Bowie

I grew up listening to David Bowie, and, as an amateur musician, many times played and sang Bowie songs. I admired his songwriting as well as his brooding vocals. In one song, the Iggy Pop cover “China Girl,” he goes from almost muttering “I’m a mess without my little China Girl…” to bellowing “Visions of swastikas in my head / Plans for everyone!”

Simply put, Bowie was cool. When I heard he had died a few weeks ago, I wanted to write an homage to him. Something important. But that became ever more daunting as the days went by. Still, I didn’t want to let the moment totally go without saying something. This post is nothing compared to the life and influence of David Bowie, but I had to say something.

Bowie was cool when drugs and androgyny and elaborate storylines and spacey tripping were cool.

Bowie was cool when pastel suits and coifed hair and 3 minute catchy tunes with equally catchy videos were cool.

He was cool when being a true artist was cool.

He was cool when being an aging celebrity was cool.

And, more than anything else, he was cool as he passed on from this mortal life.

David Bowie released his final studio album on the day he turned 69. Three days later, he passed away. He had been fighting cancer for a year and a half. He knew it was coming; it was staring at him, so close he could see the whites of its eyes. He left a final love note. He told cancer, and death itself, you cannot take away my art. You cannot take away my cool.

Fans of his uber-pop era may not be able to relate. Fans of the artist can.

His song “Lazarus” is such a complete ode to life and death… well, it’s better to just see it how he would have liked you to see it, the version he filmed not so long before he died:

And that voice. Still the same, or damn near it, after all this time.

This man knew he would die. And he wanted to sing. And, more importantly, he wanted us to try to understand his meaning.

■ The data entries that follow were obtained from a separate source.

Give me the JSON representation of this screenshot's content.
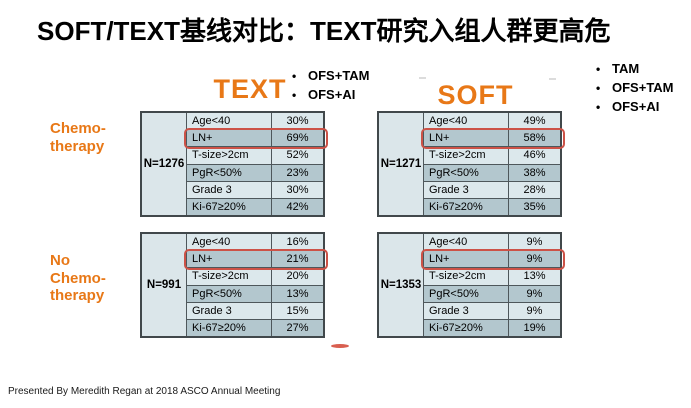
{
  "title": "SOFT/TEXT基线对比：TEXT研究入组人群更高危",
  "footer": "Presented By Meredith Regan at 2018 ASCO Annual Meeting",
  "colors": {
    "accent_orange": "#e87817",
    "highlight_red": "#cc5247",
    "row_light": "#dce8ec",
    "row_dark": "#b3c7ce",
    "table_border": "#4e575b"
  },
  "studies": {
    "text": {
      "name": "TEXT",
      "treatments": [
        "OFS+TAM",
        "OFS+AI"
      ]
    },
    "soft": {
      "name": "SOFT",
      "treatments": [
        "TAM",
        "OFS+TAM",
        "OFS+AI"
      ]
    }
  },
  "groups": {
    "chemo": {
      "label": "Chemo-therapy",
      "lines": [
        "Chemo-",
        "therapy"
      ]
    },
    "no_chemo": {
      "label": "No Chemo-therapy",
      "lines": [
        "No",
        "Chemo-",
        "therapy"
      ]
    }
  },
  "tables": [
    {
      "study": "TEXT",
      "group": "Chemotherapy",
      "n": "N=1276",
      "rows": [
        {
          "label": "Age<40",
          "value": "30%",
          "highlight": false
        },
        {
          "label": "LN+",
          "value": "69%",
          "highlight": true
        },
        {
          "label": "T-size>2cm",
          "value": "52%",
          "highlight": false
        },
        {
          "label": "PgR<50%",
          "value": "23%",
          "highlight": false
        },
        {
          "label": "Grade 3",
          "value": "30%",
          "highlight": false
        },
        {
          "label": "Ki-67≥20%",
          "value": "42%",
          "highlight": false
        }
      ]
    },
    {
      "study": "SOFT",
      "group": "Chemotherapy",
      "n": "N=1271",
      "rows": [
        {
          "label": "Age<40",
          "value": "49%",
          "highlight": false
        },
        {
          "label": "LN+",
          "value": "58%",
          "highlight": true
        },
        {
          "label": "T-size>2cm",
          "value": "46%",
          "highlight": false
        },
        {
          "label": "PgR<50%",
          "value": "38%",
          "highlight": false
        },
        {
          "label": "Grade 3",
          "value": "28%",
          "highlight": false
        },
        {
          "label": "Ki-67≥20%",
          "value": "35%",
          "highlight": false
        }
      ]
    },
    {
      "study": "TEXT",
      "group": "No Chemotherapy",
      "n": "N=991",
      "rows": [
        {
          "label": "Age<40",
          "value": "16%",
          "highlight": false
        },
        {
          "label": "LN+",
          "value": "21%",
          "highlight": true
        },
        {
          "label": "T-size>2cm",
          "value": "20%",
          "highlight": false
        },
        {
          "label": "PgR<50%",
          "value": "13%",
          "highlight": false
        },
        {
          "label": "Grade 3",
          "value": "15%",
          "highlight": false
        },
        {
          "label": "Ki-67≥20%",
          "value": "27%",
          "highlight": false
        }
      ]
    },
    {
      "study": "SOFT",
      "group": "No Chemotherapy",
      "n": "N=1353",
      "rows": [
        {
          "label": "Age<40",
          "value": "9%",
          "highlight": false
        },
        {
          "label": "LN+",
          "value": "9%",
          "highlight": true
        },
        {
          "label": "T-size>2cm",
          "value": "13%",
          "highlight": false
        },
        {
          "label": "PgR<50%",
          "value": "9%",
          "highlight": false
        },
        {
          "label": "Grade 3",
          "value": "9%",
          "highlight": false
        },
        {
          "label": "Ki-67≥20%",
          "value": "19%",
          "highlight": false
        }
      ]
    }
  ]
}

Does “Lazarus” mean he thinks he can come back? Does it mean he doesn’t need to come back? Does he mean that death is the comeback, the freedom, the evolution?

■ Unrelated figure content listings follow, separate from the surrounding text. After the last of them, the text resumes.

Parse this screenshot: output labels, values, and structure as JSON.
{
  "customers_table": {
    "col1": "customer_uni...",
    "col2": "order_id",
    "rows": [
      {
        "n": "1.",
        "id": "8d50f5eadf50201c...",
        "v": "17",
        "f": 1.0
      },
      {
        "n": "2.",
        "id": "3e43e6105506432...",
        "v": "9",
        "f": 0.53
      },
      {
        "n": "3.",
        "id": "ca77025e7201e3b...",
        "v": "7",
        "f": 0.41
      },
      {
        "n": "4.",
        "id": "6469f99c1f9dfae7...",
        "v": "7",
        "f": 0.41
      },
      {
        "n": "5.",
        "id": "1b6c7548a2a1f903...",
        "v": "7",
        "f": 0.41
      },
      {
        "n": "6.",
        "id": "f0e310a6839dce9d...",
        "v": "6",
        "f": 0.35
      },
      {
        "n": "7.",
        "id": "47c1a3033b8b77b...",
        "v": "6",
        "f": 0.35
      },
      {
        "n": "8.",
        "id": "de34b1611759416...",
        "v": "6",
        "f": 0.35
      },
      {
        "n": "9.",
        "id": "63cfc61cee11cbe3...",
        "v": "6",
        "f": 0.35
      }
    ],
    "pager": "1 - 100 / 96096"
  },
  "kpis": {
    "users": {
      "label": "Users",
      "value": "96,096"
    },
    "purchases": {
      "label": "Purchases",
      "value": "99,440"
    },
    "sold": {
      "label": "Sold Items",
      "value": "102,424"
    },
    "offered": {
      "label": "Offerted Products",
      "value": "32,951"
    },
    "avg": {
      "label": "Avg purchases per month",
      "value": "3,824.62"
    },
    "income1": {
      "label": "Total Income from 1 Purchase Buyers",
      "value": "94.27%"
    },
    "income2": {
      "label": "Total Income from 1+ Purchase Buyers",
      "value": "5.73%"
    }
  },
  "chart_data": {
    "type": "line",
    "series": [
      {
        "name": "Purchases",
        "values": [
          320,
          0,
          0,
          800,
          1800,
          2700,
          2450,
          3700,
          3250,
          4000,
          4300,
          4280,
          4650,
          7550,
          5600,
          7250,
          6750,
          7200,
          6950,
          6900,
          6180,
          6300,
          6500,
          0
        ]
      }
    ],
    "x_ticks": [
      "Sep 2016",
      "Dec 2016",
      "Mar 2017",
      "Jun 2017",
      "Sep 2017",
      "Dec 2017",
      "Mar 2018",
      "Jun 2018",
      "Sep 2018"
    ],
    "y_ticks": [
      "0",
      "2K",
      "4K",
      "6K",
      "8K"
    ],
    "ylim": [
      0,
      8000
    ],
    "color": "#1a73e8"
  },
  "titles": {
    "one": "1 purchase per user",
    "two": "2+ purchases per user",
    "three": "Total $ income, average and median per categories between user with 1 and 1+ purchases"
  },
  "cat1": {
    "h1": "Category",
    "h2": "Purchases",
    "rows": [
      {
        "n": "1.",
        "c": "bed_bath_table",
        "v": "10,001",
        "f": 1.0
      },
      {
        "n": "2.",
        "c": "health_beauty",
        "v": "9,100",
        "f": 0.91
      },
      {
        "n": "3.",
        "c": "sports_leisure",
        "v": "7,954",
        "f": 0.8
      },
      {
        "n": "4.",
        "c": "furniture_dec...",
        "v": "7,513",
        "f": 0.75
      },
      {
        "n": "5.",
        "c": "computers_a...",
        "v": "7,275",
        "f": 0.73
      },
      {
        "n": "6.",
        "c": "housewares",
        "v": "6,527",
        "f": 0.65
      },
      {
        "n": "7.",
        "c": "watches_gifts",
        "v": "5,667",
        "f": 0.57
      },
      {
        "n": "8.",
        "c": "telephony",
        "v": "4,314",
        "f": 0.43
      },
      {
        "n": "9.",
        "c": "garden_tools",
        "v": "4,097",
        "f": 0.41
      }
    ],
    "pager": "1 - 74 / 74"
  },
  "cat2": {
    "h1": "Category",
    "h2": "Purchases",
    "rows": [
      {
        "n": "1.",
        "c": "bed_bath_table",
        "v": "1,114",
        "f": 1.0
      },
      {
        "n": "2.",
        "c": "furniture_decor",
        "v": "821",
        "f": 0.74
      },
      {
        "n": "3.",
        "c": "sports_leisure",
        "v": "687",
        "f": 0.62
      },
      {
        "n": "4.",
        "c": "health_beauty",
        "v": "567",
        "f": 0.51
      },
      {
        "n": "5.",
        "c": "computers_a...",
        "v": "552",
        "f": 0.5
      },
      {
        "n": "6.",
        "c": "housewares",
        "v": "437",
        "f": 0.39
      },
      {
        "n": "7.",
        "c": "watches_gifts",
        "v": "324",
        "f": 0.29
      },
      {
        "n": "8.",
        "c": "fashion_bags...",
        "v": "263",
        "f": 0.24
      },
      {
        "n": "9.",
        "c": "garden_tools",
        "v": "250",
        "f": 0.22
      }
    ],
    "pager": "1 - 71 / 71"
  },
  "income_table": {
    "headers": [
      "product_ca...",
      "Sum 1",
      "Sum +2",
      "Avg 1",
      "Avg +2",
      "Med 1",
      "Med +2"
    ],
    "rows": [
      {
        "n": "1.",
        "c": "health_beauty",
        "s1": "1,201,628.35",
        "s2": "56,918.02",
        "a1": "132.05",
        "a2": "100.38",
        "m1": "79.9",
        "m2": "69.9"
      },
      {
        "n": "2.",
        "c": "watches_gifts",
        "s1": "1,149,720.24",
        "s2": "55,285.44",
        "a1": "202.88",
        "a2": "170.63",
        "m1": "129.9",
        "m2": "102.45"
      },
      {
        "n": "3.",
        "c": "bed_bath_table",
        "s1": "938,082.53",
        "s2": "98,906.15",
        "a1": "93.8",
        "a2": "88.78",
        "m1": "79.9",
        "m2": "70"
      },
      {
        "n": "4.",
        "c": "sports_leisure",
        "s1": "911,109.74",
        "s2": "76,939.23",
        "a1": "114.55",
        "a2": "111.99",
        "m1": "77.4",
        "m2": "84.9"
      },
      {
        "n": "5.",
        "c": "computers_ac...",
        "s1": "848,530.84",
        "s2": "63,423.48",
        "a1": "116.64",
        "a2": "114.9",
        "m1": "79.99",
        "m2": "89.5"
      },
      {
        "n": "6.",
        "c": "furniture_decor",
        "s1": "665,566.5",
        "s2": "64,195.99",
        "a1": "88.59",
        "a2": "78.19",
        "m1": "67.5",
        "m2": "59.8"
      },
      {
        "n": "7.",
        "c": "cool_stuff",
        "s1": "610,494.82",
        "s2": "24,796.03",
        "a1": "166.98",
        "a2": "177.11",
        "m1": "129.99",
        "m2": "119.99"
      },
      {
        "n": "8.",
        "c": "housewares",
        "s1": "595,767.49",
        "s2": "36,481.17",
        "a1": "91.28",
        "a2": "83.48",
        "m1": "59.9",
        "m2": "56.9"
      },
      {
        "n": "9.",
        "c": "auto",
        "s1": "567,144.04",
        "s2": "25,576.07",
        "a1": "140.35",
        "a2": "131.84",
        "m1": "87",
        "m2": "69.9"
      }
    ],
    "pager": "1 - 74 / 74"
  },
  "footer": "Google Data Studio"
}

He crawls back into a closet at the end, a symbol for being put away, being done with use. But he isn’t, really. I’m listening to his music now. He isn’t done, won’t be for a long, long time.

And that’s what art — music, writing, painting, film — is. The ability to create something and let it live it’s own life, even though it will be forever yours. If someone in the future reads one of my books even 10 seconds after I die, I will somehow have lived on, a little bit.

Art can be poignant. Art can be inane. Art can be flashy. Art can be insightful. Art can last an instant. Art can be immortal.